Der Film ist auch deshalb so gut für seine Zielgruppe geeignet, weil er die Adaption eines Bestsellers der Jugendliteratur mit dem Titel „How to be really bad“ ist. Die Autorin Hortense Ullrich lebt in Bremen und hat in den Jahren seit 1999 über siebzig Bücher geschrieben, von denen etwa fünfzig in Buchreihen für weibliche Teenager erschienen sind.

"Meine teuflisch gute Freundin". Regie: Marco Petry. Mit Emma Bading, Janina Fautz u.a. Deutschland 2018, 100 Min.

Die Produzenten und der Regisseur waren so klug, die Autorin selbst am Drehbuch mitarbeiten zu lassen. Dies ist eher unüblich, weil sich Autoren oft nicht von etwas trennen können, das im Buch gut geklappt hat, aber im Film nicht funktioniert. Hier war die Zusammenarbeit offensichtlich fruchtbar, was man vor allem an den witzigen Dialogen erkennen kann: „Bist du auch brav böse?“, fragt da der Teufel seine Tochter, und da Lilith vorgibt, aus Saarlouis angereist zu sein, wird in Gesprächen immer wieder die Hölle mit dem Saarland verwechselt.

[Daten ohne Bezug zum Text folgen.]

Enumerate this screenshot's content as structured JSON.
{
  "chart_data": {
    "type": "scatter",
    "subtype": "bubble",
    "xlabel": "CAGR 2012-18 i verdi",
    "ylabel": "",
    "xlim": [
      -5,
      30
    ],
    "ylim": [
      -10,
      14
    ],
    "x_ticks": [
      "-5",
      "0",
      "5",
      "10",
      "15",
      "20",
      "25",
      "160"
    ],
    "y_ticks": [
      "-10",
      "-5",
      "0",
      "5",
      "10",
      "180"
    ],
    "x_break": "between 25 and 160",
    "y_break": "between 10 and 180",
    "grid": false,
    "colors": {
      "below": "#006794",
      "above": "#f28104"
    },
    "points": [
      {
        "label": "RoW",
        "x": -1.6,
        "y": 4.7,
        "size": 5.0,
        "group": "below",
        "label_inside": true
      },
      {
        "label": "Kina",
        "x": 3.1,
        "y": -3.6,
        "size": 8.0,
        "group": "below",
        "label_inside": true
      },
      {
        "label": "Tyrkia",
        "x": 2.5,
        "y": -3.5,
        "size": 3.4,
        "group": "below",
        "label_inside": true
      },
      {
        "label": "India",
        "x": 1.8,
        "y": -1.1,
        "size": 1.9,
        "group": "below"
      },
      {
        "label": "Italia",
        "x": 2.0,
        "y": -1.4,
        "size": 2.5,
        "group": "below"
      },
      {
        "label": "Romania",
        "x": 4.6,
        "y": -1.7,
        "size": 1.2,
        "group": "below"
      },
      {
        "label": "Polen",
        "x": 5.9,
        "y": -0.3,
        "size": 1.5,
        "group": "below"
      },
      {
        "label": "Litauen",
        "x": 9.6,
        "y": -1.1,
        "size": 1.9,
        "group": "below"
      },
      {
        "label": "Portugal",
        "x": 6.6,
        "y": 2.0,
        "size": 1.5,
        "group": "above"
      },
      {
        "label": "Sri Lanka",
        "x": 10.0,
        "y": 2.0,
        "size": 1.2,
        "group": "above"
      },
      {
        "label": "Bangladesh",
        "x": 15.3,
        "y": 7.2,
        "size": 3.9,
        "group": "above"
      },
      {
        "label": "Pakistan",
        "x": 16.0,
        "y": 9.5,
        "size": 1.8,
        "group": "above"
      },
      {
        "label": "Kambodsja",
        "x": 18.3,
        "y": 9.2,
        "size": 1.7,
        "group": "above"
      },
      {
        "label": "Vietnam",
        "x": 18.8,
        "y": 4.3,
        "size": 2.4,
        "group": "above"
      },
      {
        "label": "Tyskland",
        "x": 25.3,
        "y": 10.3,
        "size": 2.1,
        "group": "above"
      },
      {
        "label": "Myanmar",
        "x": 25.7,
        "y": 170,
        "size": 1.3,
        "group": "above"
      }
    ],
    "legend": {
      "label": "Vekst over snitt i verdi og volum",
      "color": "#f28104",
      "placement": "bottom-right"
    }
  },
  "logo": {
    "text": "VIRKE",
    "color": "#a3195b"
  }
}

Hortense Ullrich hatte auch die Idee für eine Marketingkampagne in den sozialen Medien: Sie und Marco Petry produzierten sieben sogenannte Webisodes, in denen die beiden Hauptdarstellerinnen scheinbar unbeholfen versuchen, mit Auftritten auf Youtube Werbung für den Film zu machen. Diese etwa zwei Minuten langen Appetitanreger haben zum Teil über 200.000 Aufrufe und die vielen enthusiastischen Kommentare („sooo cool“) beweisen, dass sie auch damit den richtigen Ton getroffen haben.